Pour rappel, durant les années 1990, pas moins de 1 200 communes étaient déficitaires, soit près de 80% de l’ensemble des communes. Un déficit qui représentait une dette d’une vingtaine de milliards de dinars, selon les chiffres officiels. Cette situation s’est inversée depuis 2011, grâce à une réforme fiscale, impulsée en 2005, ainsi qu’au recours au Fonds commun des collectivités locales (Fccl), alimenté par un prélèvement annuel de 2% des recettes fiscales des communes. Outre les communes, le contrôle financier de la DGB s’applique aux institutions et aux administrations de l’Etat, aux budgets annexes, aux comptes spéciaux du Trésor, aux budgets des établissements publics à caractère administratif, scientifique, culturel ou professionnel, ainsi qu’aux établissements publics assimilés à caractère administratif.

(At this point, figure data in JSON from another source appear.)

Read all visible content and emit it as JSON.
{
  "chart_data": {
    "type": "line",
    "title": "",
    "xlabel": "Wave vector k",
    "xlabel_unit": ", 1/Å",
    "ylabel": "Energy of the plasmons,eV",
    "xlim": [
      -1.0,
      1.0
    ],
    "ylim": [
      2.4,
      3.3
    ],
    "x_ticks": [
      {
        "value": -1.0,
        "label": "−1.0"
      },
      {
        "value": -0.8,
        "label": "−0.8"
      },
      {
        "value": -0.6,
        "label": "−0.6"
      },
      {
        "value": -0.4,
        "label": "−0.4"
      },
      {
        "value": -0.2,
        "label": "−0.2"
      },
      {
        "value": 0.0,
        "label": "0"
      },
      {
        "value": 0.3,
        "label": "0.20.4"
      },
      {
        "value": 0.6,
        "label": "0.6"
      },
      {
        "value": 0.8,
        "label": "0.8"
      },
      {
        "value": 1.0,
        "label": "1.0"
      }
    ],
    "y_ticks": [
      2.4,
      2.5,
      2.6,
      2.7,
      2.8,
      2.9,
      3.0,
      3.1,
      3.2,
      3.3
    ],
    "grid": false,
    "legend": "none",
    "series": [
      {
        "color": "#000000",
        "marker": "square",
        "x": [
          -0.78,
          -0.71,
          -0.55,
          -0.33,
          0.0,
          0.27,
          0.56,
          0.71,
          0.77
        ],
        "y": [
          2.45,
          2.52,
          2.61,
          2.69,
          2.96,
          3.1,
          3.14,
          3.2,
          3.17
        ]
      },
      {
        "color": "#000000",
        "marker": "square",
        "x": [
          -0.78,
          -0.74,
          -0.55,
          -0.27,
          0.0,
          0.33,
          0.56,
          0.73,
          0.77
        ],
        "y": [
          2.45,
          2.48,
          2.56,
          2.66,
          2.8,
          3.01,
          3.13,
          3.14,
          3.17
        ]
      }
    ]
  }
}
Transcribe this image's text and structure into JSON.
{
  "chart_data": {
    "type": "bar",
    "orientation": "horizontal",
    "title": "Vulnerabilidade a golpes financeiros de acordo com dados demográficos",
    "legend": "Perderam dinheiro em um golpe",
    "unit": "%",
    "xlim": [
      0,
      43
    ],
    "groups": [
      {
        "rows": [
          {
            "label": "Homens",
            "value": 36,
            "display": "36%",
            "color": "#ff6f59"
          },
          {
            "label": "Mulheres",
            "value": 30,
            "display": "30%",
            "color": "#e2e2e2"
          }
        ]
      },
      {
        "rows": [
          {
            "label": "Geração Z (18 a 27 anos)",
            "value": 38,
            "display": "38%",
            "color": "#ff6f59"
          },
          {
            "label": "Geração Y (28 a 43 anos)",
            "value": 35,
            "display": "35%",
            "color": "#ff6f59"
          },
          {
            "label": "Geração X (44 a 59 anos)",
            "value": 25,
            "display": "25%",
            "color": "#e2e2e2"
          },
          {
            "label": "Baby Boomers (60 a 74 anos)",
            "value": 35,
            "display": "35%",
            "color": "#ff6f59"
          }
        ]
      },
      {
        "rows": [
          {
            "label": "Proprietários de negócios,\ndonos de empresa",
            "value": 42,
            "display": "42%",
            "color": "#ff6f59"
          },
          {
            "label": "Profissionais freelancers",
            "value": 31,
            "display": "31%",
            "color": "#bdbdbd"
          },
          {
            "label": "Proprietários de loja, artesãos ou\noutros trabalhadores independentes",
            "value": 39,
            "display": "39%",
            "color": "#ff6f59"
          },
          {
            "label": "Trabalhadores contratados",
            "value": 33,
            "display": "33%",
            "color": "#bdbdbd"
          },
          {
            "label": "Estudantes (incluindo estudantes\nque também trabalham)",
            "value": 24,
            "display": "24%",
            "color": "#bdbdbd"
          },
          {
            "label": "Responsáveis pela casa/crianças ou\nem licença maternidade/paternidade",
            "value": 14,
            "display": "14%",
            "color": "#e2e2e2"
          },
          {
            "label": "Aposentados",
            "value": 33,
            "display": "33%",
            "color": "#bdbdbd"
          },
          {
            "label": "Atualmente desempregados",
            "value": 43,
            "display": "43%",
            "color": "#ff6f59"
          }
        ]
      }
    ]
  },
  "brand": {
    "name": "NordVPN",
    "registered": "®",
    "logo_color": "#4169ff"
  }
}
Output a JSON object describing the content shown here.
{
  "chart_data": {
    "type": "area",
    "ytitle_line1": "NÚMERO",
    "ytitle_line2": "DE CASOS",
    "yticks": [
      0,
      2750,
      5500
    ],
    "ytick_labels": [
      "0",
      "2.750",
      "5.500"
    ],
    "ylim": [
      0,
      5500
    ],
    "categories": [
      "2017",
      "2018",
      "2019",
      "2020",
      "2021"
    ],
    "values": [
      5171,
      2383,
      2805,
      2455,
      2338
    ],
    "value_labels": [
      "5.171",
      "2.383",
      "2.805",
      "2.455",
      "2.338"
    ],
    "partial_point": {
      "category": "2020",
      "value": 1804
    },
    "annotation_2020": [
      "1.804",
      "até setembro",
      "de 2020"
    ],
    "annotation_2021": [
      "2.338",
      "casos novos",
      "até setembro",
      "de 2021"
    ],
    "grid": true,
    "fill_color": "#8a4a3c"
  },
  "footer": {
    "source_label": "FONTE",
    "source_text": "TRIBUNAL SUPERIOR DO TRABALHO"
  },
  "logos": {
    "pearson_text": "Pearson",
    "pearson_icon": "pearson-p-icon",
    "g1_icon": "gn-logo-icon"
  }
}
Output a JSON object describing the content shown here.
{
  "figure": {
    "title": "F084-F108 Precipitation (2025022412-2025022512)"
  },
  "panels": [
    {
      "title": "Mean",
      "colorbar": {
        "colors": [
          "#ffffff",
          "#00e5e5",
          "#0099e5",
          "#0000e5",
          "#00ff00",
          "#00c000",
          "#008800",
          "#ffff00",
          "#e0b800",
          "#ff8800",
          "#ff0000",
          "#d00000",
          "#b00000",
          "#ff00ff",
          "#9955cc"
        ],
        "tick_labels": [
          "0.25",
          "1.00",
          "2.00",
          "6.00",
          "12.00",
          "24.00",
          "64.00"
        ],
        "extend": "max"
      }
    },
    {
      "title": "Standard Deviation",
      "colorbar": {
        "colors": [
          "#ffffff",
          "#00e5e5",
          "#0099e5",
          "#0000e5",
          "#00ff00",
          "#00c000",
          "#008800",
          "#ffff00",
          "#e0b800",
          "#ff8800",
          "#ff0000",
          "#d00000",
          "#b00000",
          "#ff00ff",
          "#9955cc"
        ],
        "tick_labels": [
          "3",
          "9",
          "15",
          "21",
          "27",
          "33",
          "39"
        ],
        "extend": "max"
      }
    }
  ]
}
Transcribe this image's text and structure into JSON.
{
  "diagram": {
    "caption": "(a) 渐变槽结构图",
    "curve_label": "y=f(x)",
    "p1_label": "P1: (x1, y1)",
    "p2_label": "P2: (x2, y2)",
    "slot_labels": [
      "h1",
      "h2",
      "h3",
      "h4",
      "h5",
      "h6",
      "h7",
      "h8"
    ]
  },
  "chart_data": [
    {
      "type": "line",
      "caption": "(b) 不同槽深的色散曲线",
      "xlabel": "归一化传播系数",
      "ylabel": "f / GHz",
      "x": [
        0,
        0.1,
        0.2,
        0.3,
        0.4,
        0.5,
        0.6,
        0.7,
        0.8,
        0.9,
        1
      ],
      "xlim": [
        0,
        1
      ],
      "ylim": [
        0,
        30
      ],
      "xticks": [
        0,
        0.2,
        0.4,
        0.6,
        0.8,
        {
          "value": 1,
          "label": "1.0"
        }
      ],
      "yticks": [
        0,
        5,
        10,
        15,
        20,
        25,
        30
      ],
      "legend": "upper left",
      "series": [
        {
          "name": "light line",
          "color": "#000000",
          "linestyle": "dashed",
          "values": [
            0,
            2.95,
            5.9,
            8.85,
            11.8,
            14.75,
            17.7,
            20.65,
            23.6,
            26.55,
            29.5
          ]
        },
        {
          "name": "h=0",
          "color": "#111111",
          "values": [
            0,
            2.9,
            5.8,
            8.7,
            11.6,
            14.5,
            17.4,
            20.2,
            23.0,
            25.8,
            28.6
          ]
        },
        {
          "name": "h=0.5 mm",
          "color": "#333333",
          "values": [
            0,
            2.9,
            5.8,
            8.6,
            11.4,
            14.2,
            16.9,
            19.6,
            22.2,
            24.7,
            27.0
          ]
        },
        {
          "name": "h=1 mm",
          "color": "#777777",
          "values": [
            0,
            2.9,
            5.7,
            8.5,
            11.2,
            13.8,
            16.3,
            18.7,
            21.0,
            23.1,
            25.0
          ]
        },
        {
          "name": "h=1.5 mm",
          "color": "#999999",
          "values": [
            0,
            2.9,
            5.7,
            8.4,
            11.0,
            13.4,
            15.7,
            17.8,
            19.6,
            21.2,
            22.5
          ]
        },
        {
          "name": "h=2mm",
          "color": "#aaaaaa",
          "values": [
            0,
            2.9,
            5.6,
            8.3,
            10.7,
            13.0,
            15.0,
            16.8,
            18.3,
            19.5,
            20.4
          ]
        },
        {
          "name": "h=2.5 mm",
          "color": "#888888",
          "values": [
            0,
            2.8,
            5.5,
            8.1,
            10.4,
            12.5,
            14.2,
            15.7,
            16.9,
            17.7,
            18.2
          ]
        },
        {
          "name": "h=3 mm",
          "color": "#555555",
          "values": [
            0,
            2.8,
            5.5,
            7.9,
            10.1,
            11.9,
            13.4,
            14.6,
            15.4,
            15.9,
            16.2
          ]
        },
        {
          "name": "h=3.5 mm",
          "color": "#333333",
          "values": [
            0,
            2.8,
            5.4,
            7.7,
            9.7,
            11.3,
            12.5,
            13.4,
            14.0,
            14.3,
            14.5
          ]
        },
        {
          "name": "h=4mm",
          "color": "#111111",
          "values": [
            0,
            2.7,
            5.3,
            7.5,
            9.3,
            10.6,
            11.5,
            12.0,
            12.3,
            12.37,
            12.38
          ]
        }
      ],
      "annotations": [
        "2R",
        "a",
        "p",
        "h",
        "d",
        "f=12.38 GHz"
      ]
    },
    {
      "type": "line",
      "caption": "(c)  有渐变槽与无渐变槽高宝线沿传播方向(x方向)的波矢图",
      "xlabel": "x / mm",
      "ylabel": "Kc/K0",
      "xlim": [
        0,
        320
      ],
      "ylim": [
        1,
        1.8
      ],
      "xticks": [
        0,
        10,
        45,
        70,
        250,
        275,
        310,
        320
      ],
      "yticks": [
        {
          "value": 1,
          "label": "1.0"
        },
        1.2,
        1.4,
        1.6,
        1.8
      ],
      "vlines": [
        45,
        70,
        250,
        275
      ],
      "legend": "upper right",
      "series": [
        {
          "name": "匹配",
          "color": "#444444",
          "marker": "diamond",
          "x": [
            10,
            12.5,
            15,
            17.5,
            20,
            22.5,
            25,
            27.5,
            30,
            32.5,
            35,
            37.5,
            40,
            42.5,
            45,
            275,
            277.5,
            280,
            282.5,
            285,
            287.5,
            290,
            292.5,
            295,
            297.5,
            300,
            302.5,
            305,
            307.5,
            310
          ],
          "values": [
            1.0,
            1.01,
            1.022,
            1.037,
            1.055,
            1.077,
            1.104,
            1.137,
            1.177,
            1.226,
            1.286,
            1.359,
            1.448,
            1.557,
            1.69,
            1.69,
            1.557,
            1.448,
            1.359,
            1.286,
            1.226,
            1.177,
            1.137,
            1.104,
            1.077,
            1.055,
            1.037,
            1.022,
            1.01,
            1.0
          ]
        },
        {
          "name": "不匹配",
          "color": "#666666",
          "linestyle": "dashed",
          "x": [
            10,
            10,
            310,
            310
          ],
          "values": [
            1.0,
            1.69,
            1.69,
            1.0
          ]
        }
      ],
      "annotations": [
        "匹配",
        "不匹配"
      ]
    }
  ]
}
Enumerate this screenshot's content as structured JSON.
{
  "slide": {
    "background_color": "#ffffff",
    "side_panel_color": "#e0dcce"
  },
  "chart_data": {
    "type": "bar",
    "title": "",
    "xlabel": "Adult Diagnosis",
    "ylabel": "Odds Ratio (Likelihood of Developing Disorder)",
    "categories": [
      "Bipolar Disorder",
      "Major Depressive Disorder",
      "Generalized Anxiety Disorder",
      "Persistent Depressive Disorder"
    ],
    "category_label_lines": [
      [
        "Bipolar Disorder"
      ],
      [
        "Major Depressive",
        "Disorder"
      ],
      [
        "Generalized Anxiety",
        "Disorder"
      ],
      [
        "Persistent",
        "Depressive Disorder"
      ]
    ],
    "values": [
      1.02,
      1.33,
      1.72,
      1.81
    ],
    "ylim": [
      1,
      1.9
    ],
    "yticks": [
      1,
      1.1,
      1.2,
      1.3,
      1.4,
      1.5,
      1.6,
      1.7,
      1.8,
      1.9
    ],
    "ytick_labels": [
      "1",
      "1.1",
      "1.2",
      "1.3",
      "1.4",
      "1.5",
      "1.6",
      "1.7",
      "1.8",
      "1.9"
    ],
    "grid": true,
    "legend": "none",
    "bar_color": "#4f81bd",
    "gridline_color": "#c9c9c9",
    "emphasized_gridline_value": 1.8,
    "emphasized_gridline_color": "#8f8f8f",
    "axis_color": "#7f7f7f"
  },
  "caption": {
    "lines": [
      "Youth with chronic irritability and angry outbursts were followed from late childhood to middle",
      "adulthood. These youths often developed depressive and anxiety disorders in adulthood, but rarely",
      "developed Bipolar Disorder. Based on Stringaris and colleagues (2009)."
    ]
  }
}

Par ailleurs, le même responsable a fait savoir que le coût des réévaluations des projets publics n’a pas dépassé, en 2012, 177 milliards de dinars. Une baisse due principalement à une batterie de mesures décidée par le gouvernement en 2011. Il évoquera, dans ce sens, la «réforme de la réglementation relative aux procédures d’inscription et de gestion des projets d’équipements publics» qui a rendu obligatoire le lancement et la finalisation préalables des études technico-économiques avant l’inscription des projets. Il rappellera également la mise en place de la Cned (Caisse nationale de l’équipement pour le développement) qui a pour mission de revoir les études des projets dont le montant est supérieur ou égal à 20 milliards de dinars.